PA Ambulances Celebrate Second Legislative Victory for 2018

June… in this space

In June, we passed along some key legislation initiatives in this space that were pending and, in the case of Pennsylvania, a proposal that had passed and was signed into law.

Now, just a short four months later, Pennsylvania’s EMS system can celebrate yet another major victory with this week’s passage of House Bill No. 1013.

Pa Ambulances Celebrate Second Legislative Victory For 2018 10 19 2018

Victory on top of Victory!

When Governor Wolf signed House Bill 2121 in June, Pennsylvania Medicaid reimbursement for ambulance transport saw a proposed 50% increase set into motion for January 1, 2019. It was the first time that those payment rates were raised in well over 15 years.

Rarely are the Keystone State’s lawmakers so in agreement. However, as more and more EMS systems have expressed the pressure of rising costs coupled with stagnant reimbursement from Medicare and Medicaid nationwide, the Commonwealth’s legislative body began hearing the desperate requests for assistance as relayed by the Ambulance Association of Pennsylvania (AAP) and other lobbying voices across Pennsylvania.

But certainly the Pennsylvania EMS industry did not expect one major victory on top of another major victory. This week the Commonwealth’s EMS community realized that second victory for the future with the passage of House Bill 1013 which, when signed by Governor Tom Wolf, will force insurance payers to reimburse when emergency treatment is provided but without ultimate transportation of the patient in the ambulance.

Payment will be made for the care rendered in these situations as called for by this new law.

The Bill’s Champion

Pennsylvania State Representative Stephen Barrar, a 21 year Republican member of the State House out of the 160th Legislative District (Chester (part) / Delaware (part), first introduced House Bill 1013 in January 2017. Barrar served as the bill’s champion, nudging the legislative initiative first through the Veterans Affairs and Emergency Preparedness Committee, where he serves as the chair, until it finally reached the floors of the State House and Senate this past week.

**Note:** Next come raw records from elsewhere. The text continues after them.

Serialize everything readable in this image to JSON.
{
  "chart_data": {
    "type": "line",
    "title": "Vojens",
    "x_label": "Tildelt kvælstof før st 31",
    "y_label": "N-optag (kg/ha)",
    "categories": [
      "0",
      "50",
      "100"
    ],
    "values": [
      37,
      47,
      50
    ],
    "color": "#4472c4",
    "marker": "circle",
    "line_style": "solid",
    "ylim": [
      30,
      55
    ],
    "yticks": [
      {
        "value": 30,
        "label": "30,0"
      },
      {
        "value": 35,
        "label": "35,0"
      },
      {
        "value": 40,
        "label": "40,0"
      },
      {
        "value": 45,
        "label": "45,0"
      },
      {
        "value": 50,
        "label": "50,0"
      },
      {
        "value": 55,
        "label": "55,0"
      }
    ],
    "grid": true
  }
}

The Bill amends the longstanding Insurance Act that has been in place since 1921.

Intro Memo

In his introduction memo to the Pennsylvania House, Barrar entitled his memo to fellow members of the House using the subject line “EMS Reimbursement for NON-Transport Services.”

His memo delivered to all House members on January 26, 2017 explains the need for and the intent of the newly introduced legislation he had just introduced for consideration.

“As you may know, under current law EMS agencies can only be reimbursed for a covered claim if they transport the patient to a hospital. Many times an ambulance and/or advanced life support squad will render care at an incident and not provide transport, usually because the patient has refused transport to the hospital.”

Later in the memo he continued in establishing his rationale for fathering the bill.

“Too many times EMS providers must wait to respond to a 911 call only to show up at the incident and provide care and treatment, but not transport for various reasons. In either case, the EMS provider responded to the call and expended time and resources on responding to the call. No other sector of the ‘healthcare’ industry operates in this fashion.”


The legislation lays down two conditions for payment to be issued.

  • The ambulance (BLS or ALS) must be dispatched by a PSAP (Public Service Access Point/911 Center.)
  • The EMS provider must have rendered care even though transport was refused.

This limits the provisions of the bill to emergency ambulance incidents and calls for some type of care to be rendered to deserve payment.

Of course, the State can legislate Medicaid and insurance companies operating within the Commonwealth, but cannot force Medicare into enacting reimbursements for treatment minus transport as Federal rules overtake the Pennsylvania initiative.

While the bill calls for payments at the contracted and/or usual and customary rates, there is a bit of ambiguity regarding what the final reimbursement amounts will be when treatment is provided without transport as currently there is typically no existing payment amount for those services across the majority of payers operating within the Commonwealth.

Looking Ahead

Pennsylvania is one of several States to either have legislation pending or are considering initiatives similar to the Pennsylvania bill. Of course, the larger discussion looms as there has been serious consideration at the Federal level to categorize EMS as individual providers rather than group suppliers. Should Congress make such a move, then the door swings wide open enabling Medicare to begin reimbursing for services rendered versus paying for transportation.